Presidente da Comissão de Pesquisa da Faculdade de Arquitetura e Urbanismo (FAU), Beatriz Piccolotto conta que sua unidade conseguiu inscrever dois projetos no edital: Observatório de Remoções; além do Observatório das Metrópoles. “Tudo com muito custo”, conta Piccolotto.

Por outro lado, ela confirma a lógica apontada pelo CTA da ECA. O único projeto temático da FAU não alcança a cifra dos 2 milhões de reais de fomento. O número surgiu de uma consulta da USP à Fapesp sobre o valor médio de fomento em programas do tipo.

No momento da inscrição, a professora da FAU contou cerca de 20 projetos da Poli. A Faculdade de Saúde Pública (FSP) tinha cinco candidatos só em um departamento. No entanto, cada unidade pode receber apenas três contratações, de acordo com o limite do edital.

Dos doze titulares da comissão avaliadora do edital, somente Marta Teresa da Silva Arretche é da área das Humanas. Dos suplentes, nenhum. São 42 unidades de ensino na USP, afora os museus e institutos especializados.

História dos esquecidos

Parte do tópico “Olhando o presente e o futuro”, o edital da PRP deve cobrir 37 das vagas. Outras 13 já foram distribuídas entre Centros de Pesquisa, Inovação e Difusão (Cepid) — um programa da Fapesp —, de acordo com Piccolotto.

Com o mesmo intuito, mais 50 claros docentes serão destinados a áreas interdisciplinares que se adequem aos objetivos de desenvolvimento sustentável (ODS) da ONU — um por unidade. Assim, 100 vagas deixaram de ser repostas pelo procedimento de praxe da USP.

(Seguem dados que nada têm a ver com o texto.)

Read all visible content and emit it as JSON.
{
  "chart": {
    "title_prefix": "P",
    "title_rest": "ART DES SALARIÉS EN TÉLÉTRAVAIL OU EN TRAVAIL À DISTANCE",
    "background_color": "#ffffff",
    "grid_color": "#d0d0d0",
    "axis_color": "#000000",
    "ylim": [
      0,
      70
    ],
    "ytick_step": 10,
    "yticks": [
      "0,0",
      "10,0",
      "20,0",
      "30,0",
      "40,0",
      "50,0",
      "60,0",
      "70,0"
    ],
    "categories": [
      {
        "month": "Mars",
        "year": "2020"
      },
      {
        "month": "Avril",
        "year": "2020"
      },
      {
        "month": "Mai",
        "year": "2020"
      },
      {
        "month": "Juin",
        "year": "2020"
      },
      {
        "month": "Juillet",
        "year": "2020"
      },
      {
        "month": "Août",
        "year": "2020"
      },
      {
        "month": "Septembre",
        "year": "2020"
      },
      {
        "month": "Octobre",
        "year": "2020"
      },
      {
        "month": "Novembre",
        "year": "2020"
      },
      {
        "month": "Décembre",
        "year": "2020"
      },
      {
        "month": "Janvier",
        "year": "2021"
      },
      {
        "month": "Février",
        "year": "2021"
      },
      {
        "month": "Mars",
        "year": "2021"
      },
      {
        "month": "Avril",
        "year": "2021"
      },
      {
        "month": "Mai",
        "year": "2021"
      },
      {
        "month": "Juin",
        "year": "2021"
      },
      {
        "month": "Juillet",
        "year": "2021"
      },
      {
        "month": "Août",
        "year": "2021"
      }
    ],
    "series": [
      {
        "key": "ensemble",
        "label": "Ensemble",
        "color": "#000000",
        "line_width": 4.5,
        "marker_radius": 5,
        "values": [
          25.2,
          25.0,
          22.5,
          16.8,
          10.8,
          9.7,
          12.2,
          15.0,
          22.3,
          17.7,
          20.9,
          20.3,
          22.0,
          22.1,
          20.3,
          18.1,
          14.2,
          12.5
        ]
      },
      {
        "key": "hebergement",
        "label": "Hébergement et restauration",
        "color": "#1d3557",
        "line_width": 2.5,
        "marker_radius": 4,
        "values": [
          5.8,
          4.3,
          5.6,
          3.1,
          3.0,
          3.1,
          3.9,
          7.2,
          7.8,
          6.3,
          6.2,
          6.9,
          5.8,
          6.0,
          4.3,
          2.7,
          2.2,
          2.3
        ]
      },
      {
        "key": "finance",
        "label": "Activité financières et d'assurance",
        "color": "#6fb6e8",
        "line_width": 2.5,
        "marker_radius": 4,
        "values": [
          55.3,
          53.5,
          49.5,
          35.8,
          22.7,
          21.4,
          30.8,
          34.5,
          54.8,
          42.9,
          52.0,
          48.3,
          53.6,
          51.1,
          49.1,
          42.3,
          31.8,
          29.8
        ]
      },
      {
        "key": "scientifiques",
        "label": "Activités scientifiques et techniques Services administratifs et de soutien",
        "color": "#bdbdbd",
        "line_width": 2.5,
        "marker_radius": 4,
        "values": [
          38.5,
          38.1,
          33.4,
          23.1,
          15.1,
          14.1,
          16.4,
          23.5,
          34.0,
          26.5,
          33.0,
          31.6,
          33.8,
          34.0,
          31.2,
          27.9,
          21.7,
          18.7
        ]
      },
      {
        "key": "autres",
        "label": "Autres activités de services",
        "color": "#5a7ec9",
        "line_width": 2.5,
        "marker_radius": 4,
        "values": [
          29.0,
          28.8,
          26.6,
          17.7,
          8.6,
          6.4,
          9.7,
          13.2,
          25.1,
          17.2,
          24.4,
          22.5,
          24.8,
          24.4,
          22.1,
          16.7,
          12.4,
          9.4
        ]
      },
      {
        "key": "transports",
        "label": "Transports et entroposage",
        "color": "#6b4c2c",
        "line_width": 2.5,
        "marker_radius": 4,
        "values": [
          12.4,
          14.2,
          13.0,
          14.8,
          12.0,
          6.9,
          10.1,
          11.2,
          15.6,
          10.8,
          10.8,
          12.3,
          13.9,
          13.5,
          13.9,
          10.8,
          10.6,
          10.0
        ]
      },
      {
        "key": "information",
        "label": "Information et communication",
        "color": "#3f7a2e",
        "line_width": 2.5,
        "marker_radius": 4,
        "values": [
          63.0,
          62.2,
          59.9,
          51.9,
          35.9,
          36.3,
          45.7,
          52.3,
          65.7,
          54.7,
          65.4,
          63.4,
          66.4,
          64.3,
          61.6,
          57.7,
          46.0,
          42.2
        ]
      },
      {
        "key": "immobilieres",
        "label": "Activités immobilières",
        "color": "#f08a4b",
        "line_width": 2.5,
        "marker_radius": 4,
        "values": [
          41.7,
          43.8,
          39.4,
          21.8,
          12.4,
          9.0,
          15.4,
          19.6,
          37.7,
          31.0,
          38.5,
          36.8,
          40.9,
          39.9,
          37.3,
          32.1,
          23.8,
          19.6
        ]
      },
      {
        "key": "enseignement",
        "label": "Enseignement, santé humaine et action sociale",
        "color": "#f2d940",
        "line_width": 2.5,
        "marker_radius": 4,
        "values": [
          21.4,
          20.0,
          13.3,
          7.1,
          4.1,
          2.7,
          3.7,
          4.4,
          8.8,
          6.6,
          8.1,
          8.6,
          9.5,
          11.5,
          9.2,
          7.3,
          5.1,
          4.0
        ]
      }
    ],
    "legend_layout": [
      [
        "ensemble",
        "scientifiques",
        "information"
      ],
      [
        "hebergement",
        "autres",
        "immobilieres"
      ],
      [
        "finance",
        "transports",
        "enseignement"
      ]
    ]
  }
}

Reposição parcial de professores é o norte do primeiro tópico: “olhando o passado”. Subtraídas as 100 vagas predestinadas, as outras 150 foram alocadas considerando a perda de professores em relação à USP e à própria unidade. O cálculo foi feito sobre o período de 2014 a 2019.

De fora do edital da PRP, à ECA foram destinadas oito vagas, apesar de aposentadorias e demissões continuarem — foram 12 em 2019.

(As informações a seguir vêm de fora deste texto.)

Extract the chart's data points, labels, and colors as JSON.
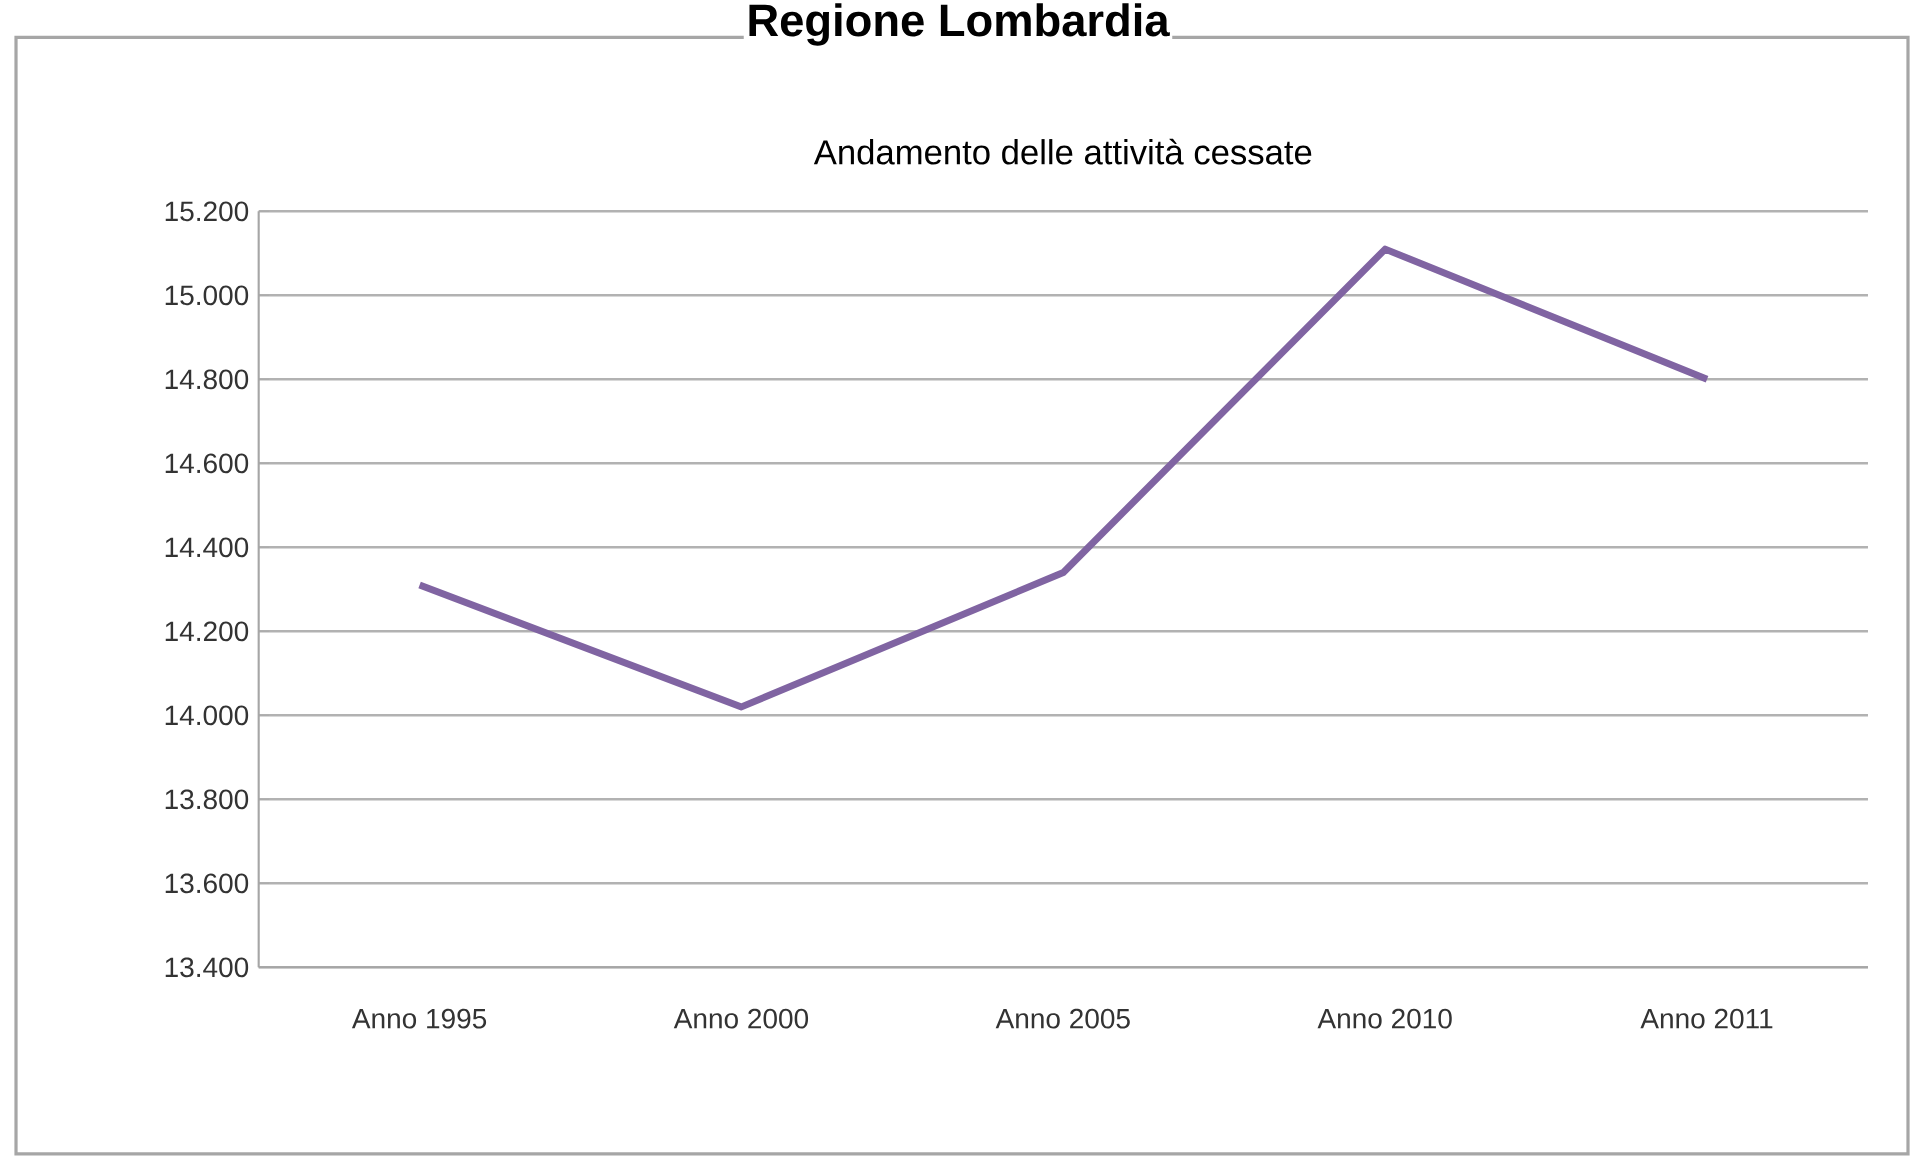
{
  "chart_data": {
    "type": "line",
    "title": "Regione Lombardia",
    "subtitle": "Andamento delle attività cessate",
    "categories": [
      "Anno 1995",
      "Anno 2000",
      "Anno 2005",
      "Anno 2010",
      "Anno 2011"
    ],
    "series": [
      {
        "color": "#8064a2",
        "values": [
          14310,
          14020,
          14340,
          15110,
          14800
        ]
      }
    ],
    "ylim": [
      13400,
      15200
    ],
    "yticks": [
      {
        "value": 13400,
        "label": "13.400"
      },
      {
        "value": 13600,
        "label": "13.600"
      },
      {
        "value": 13800,
        "label": "13.800"
      },
      {
        "value": 14000,
        "label": "14.000"
      },
      {
        "value": 14200,
        "label": "14.200"
      },
      {
        "value": 14400,
        "label": "14.400"
      },
      {
        "value": 14600,
        "label": "14.600"
      },
      {
        "value": 14800,
        "label": "14.800"
      },
      {
        "value": 15000,
        "label": "15.000"
      },
      {
        "value": 15200,
        "label": "15.200"
      }
    ],
    "grid": "y",
    "marker": "none",
    "line_style": "solid"
  }
}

Representante discente – dos alunos – da Faculdade de Educação (FE), Ana Beatriz Prudente alega que a falta de docentes em sua unidade é “um problema estrutural da universidade”.

Entre os editais da PRP há um quebra galho

Aprovado no gabinete do vice-reitor Antônio Carlos Hernandes, o Programa de Atração e Retenção de Talentos (Part) dá aos pós-doutorandos a chance  de ministrar aulas na USP por um salário bruto mensal de R$ 1279,15 mais vale alimentação no valor de R$ 870,00, por uma carga horária de oito horas por semana.

Ano passado, a Associação dos Docentes da USP (Adusp) entrou com ação judicial contra o Part, acusando a precariedade do vínculo empregatício de ser ilegal. “Essa estrutura seria uma burla à exigência de concurso público”, assinalou parecer do Ministério Público (MP) de São Paulo.

A PRP recorreu e os pós-doutorandos já estão habilitados para dar aula assim que a pandemia permitir. Beatriz Piccolotto esclarece que a Pró-reitoria trabalhou por mais de um ano as minúcias do contrato. “São quatro horas máximas a depender da rotina do pós-doc”, explica.